Published on: 00:29AM Jun 21, 2010
I just had to respond to one of my reader’s posts because I read some worry and perhaps cynicism in his or her question, and I wanted to reassure as best as I could. To Anonymous 9:34, here it goes:
If you are concerned about the long-term prospects for American agricultural commodities, broadly speaking, the outlook is good. There is a hungry world population to feed and, at least near-term, demand for alternative ag-based fuels to explore. The American Farmer never ceases to amaze me with the ability to produce to meet demand. That said, I know marketing in an uncertain world brings its challenges. For many farmers—experts at production and not so interested in marketing—these challenges are unwelcome. Yet I believe that marketing is as important a management frontier to tackle as is pest management or any other production technology you may learn.

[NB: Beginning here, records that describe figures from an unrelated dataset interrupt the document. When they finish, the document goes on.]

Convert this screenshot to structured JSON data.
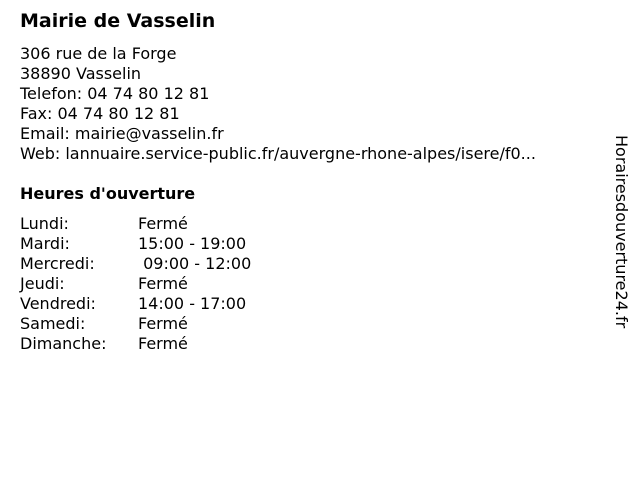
{
  "title": "Mairie de Vasselin",
  "address": [
    "306 rue de la Forge",
    "38890 Vasselin",
    "Telefon: 04 74 80 12 81",
    "Fax: 04 74 80 12 81",
    "Email: mairie@vasselin.fr",
    "Web: lannuaire.service-public.fr/auvergne-rhone-alpes/isere/f0..."
  ],
  "hours_title": "Heures d'ouverture",
  "hours": [
    {
      "day": "Lundi:",
      "time": "Fermé"
    },
    {
      "day": "Mardi:",
      "time": "15:00 - 19:00"
    },
    {
      "day": "Mercredi:",
      "time": " 09:00 - 12:00"
    },
    {
      "day": "Jeudi:",
      "time": "Fermé"
    },
    {
      "day": "Vendredi:",
      "time": "14:00 - 17:00"
    },
    {
      "day": "Samedi:",
      "time": "Fermé"
    },
    {
      "day": "Dimanche:",
      "time": "Fermé"
    }
  ],
  "watermark": "Horairesdouverture24.fr"
}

As a general rule, marketing budgets should be about 10-15 percent of the value of the crops they are protecting. That’s our basic recommendation. The nice thing about the Market Scenario Planning approach (as I described in my last post) is that many times a solid scenario plan that takes care of the most practical price possibilities also works really well for the disasters.
Take this year for example. Using various technical and cycle analyses, "bad news" for corn this year is any of the technical objectives between $1.94 and $2.35. (I know most people may argue that any price lower than current prices is a disaster.) A sound strategy currently might have one covered to the downside by 80 percent or more on the current crop and 10-50 percent on the 2011 crop.

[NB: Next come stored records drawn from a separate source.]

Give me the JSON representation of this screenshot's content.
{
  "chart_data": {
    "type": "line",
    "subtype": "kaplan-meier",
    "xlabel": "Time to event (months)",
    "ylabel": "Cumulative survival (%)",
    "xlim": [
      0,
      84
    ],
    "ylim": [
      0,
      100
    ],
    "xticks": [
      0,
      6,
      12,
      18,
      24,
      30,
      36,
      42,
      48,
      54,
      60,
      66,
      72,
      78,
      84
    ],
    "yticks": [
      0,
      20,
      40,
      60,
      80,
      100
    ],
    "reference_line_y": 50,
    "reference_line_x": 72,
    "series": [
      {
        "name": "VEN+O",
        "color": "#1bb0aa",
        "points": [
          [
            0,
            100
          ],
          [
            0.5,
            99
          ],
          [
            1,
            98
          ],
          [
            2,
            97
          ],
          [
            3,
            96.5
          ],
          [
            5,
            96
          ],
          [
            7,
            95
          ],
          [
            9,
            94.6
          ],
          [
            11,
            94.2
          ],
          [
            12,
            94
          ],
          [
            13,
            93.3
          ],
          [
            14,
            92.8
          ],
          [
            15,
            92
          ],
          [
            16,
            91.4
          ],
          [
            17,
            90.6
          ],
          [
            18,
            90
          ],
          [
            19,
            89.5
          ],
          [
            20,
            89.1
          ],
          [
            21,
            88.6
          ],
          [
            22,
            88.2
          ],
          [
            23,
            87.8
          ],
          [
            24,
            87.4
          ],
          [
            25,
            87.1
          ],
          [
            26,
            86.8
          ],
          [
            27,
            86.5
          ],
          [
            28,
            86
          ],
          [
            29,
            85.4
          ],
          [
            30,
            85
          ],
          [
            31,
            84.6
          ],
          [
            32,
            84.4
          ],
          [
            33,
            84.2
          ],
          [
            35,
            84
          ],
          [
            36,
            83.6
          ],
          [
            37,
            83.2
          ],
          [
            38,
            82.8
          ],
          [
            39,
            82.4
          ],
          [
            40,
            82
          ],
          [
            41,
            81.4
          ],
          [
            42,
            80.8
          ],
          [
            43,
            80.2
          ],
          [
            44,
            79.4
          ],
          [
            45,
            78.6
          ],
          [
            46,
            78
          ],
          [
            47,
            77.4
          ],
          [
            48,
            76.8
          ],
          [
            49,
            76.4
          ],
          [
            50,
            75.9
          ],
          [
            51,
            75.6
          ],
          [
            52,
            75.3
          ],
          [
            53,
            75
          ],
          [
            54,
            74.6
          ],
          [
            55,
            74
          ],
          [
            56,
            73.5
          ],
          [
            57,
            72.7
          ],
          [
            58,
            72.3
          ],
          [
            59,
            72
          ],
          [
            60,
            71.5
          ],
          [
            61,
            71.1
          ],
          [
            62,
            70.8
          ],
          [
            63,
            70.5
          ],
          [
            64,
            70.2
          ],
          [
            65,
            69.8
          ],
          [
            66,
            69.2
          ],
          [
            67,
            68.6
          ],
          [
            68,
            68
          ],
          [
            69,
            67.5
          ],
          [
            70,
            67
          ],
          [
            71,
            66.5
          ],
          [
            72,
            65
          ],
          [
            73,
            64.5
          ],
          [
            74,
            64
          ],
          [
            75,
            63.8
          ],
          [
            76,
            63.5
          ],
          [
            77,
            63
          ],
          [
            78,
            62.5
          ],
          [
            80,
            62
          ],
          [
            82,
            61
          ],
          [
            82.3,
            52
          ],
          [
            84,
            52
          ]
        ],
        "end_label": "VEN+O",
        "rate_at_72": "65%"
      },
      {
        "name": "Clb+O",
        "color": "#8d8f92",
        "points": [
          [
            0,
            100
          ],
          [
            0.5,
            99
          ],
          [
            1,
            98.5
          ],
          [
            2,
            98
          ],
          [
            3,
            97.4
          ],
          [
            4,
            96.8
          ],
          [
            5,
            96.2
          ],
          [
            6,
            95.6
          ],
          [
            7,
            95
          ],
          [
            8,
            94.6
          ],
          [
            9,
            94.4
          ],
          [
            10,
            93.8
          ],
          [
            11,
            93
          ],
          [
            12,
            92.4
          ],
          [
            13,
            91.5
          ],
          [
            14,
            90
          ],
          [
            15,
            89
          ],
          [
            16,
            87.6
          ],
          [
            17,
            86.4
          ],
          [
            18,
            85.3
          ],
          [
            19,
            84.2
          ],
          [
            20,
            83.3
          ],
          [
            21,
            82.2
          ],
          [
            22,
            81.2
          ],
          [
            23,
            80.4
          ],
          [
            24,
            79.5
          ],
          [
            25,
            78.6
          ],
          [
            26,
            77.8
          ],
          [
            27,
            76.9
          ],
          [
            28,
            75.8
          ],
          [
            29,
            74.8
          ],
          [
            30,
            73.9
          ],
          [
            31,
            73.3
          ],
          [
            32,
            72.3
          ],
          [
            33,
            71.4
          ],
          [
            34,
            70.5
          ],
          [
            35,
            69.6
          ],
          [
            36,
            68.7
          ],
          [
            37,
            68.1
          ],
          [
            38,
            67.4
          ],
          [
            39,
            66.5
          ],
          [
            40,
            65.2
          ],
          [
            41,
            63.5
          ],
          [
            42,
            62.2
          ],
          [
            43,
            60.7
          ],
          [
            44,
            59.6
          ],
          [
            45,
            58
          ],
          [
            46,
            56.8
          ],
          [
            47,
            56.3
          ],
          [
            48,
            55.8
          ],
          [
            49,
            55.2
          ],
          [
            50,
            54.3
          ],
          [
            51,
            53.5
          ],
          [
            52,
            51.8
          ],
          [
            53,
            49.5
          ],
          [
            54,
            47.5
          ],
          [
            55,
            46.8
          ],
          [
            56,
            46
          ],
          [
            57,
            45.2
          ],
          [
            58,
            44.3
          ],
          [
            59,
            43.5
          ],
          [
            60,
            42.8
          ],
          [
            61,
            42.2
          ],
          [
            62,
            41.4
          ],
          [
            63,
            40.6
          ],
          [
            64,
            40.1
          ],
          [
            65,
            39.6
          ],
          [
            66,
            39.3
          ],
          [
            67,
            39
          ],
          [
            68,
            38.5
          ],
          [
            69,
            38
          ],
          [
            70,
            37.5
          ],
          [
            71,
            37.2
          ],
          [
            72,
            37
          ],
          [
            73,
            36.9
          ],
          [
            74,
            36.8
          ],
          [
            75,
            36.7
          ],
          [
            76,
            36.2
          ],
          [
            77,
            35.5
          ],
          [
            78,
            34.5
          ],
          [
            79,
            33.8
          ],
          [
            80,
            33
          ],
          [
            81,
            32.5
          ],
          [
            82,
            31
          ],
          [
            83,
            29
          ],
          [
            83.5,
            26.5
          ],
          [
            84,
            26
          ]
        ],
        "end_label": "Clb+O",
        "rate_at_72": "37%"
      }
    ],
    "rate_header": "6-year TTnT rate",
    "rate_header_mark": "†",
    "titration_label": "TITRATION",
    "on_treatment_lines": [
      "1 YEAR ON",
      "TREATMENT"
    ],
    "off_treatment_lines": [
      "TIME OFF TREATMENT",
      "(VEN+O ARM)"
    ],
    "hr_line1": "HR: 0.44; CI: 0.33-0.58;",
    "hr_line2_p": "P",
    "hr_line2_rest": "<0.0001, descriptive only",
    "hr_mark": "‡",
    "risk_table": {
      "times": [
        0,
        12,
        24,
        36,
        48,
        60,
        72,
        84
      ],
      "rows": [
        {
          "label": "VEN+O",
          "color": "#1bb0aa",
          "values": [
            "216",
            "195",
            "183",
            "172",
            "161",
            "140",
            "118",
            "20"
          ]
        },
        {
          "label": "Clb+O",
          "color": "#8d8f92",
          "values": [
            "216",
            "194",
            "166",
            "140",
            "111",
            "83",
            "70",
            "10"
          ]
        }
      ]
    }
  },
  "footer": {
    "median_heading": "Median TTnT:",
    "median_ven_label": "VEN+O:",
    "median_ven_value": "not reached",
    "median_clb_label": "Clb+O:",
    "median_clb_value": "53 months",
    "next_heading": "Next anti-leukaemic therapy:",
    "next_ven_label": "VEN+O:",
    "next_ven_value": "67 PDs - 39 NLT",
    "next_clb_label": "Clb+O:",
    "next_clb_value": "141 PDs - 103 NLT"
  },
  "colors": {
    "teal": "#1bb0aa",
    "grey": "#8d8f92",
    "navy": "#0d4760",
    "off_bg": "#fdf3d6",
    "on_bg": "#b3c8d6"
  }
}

Let's say we look at the 2010 crop and it is 80 percent covered at $4.00 futures price. A $1.00 drop to the $3.00 price level prices out your entire crop at $3.80 ($4.00 on 80% and $3.00 on 20%).
Let's say the market keeps dropping to something extreme, say $1.00. So what is the outcome in that case? Your average price is $3.40 on all bushels when corn is at $1.00 (80 percent at $4.00 and 20 percent at $1.00). Not a bad price for that situation. It was the fact that you had 80 percent covered in some way (cash, futures, options, etc.) that gave you the preparation for “whatever” to happen. The last 20 percent is not going to have a major effect on your average price.
Remember to structure the tools you are using so you have the same potential on the topside, and that makes your weighted average price flexible, allowing you to handle whatever the market throws at you in a very reasonable, cost-effective manner.